ENDÜLJANS’TAN METAVERSE’E; CENNET ARZUMUZ

ENDÜLJANS’TAN METAVERSE’E; CENNET ARZUMUZ

 

Endüljans BelgesiMetaverse'in vaad ettikleri

İnsanoğlu tarih boyunca inancı yüzünden çok kez aldatıldı. İnanç insanın en hassas duygusudur ve bunu kullanmayı bilenler, insanları kolayca sömürmeyi ve yönlendirmeyi başardı.  
Eskiçağda krallar, kendilerine meşruiyet kazandırmak için yetkilerini tanrıdan aldıklarını veya bizzat kendilerinin tanrı-kral olduklarını öne sürerek büyük imparatorluklar kurmayı başardılar. Mezopotamya uygarlıklarında ve Mısır Uygarlığında bunu rahatlıkla görebiliriz. Bu durum Eskiçağla sınırlı kalmadı Ortaçağda bunun en büyük yansımalarını Hristiyanlık üzerinde gördük. Papalar üst düzey yetkilere sahiplerdi ve tanrının kararlarını onlar uyguluyor ve hatta tanrının işlerini yürütüyorlardı.  
Tanrının iyi insanlara vadettiği cenneti ve affedilmeyi para karşılığı satıyorlardı. Biz buna Endüljans adını verdik ve bunun anlamı göz yummak, bağışlanmaktı yani her şeye rağmen yaptıklarına rağmen göz yummak!

Martin Luther


Endüljans cennete tek yönlü biletti arafta beklemeye gerek yoktu. Bu inanılmaz fikir ortaçağda birçok insanın dikkatini çekti. Aldanmak farklı bir boyut kazandı. Para ver, günahlarını bağışlayayım. Para ver, cennette yerin hazır. Bu düzen uzun süre böyle gitti ta ki Martin Luther çıkıp “hayır bu düzen böyle gitmez” diyene kadar. Tamamıyla bitti mi ? hayır. Hiçbir şey tamamıyla bitmez. 
Bunun islam dünyasındaki karşılığı tevbe etmektir. Şanslıyız ki Allah bizden tevbe için para istemiyor. İslam dünyasındaki yansımalarını Hasan Sabbah’ın Haşhaşilik hareketinde de görebiliriz. Sabbah, müridlerine cenneti vadederek istediği her şeyi yaptırdı. Hatta onlara sözde cenneti gösterdi insanın cennete ulaşma arzusu öyle baskındı ki iyi bir insan olmaktan hariç her şeyi yaptık. 
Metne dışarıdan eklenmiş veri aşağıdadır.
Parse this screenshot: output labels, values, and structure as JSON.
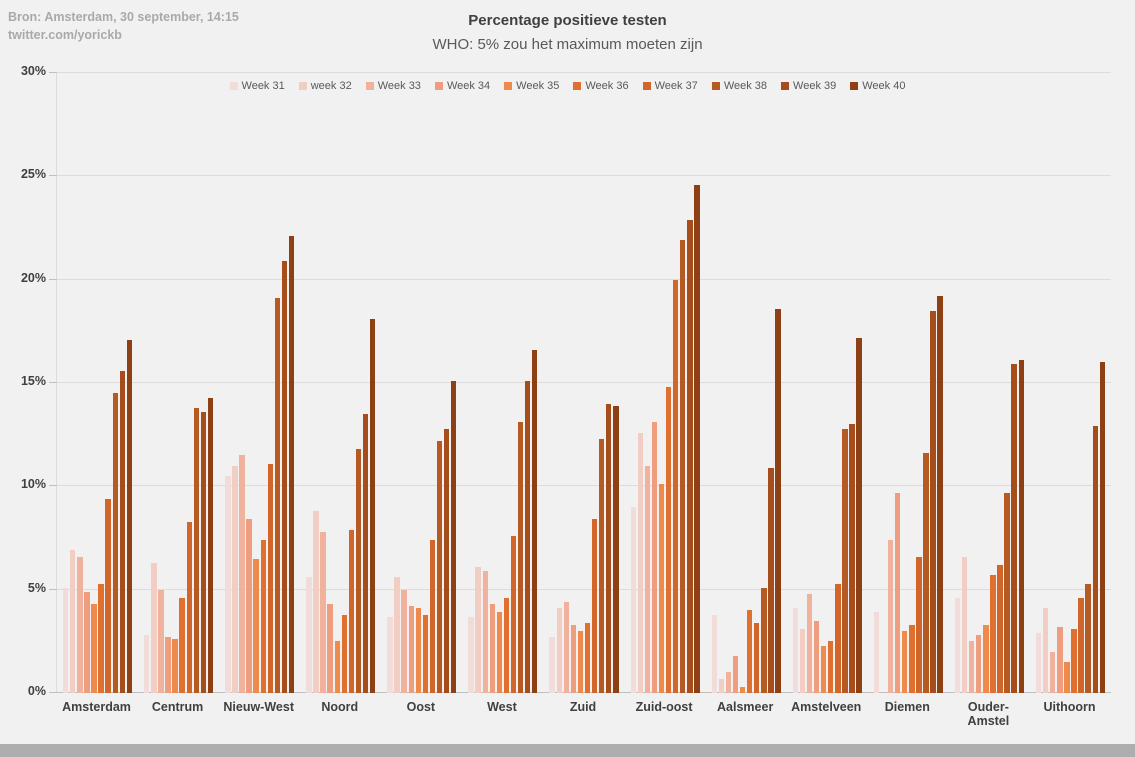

Günümüz dünyasına baktığımızda artık tanrı-krallar yok. Bilimsel devrim insanoğlunun gelişmesini hızlandırdı internet çağı başladı. Eski geleneklerimizi geride bıraktık belki de bırakmadık hiçbir şey tamamıyla bitmez. 
İnternet çağı, kolayca zengin olma arzumuzu akıl almaz seviyelere yükseltti. Tıpkı Papaların endüljans satıp zengin oldukları gibi. Madem paramızla cenneti alamıyoruz o halde bu dünyada cenneti yaşamalıyız inancı bizi belki de hiç var olmayan sanal araziler, sanal dükkanlar almaya itti. Bu durumun Endüljanstan pek farkı yok gibi Metaverse yani Sanal Dünya’dan bir şeyler almak ortaçağdan gelen alışkanlığımız mı? Yoksa kolayca zengin olma hırsı mı? Dünyada cenneti yaşamak mı istedik? Aslında bu soruların cevabı basit; Hepsi! 
Metaverse, internet üzerinde yeni bir evren yarattı ve bu evrenden tapular sattı. Tabi bununla sınırlı kalmadı aslında bugün internet üzerinden neler yapabiliyorsak metaverse’de aynı şeyleri artırılmış gerçeklikle yapıyoruz alışverişlerimizi, sosyal aktivitelerimizi, gezmeyi… Bu sanal evrenin değerini belki şu an için anlayamayacağız ya da hiçbir zaman anlamayacağız belki de sanıldığı kadar değerli değildir sadece ortaçağda olanın bir benzeridir insanların paralarını sömürmek için güzel bir fikirdir. Bunu bilmiyoruz yeni bir Martin Luther çıkacak mı yoksa bütün Luther’ler sisteme ayak mı uyduracak? Bunu göreceğiz. İnsanlık gelişmeye devam edecek yerimizde durmayacağız ve alışkanlıklarımız asla tamamıyla bitmeyecek. Cennete ulaşma arzumuz da zengin olma arzumuz da bizimle sonsuza kadar gelecek ve bu iki denklem arasında savrulup duracağız.

 
Ve Yunus Emre’nin şu dizesiyle bitirelim; 

"Cennet cennet dedikleri bir kaç köşkle bir kaç huri

İsteyene ver onları bana seni gerek seni"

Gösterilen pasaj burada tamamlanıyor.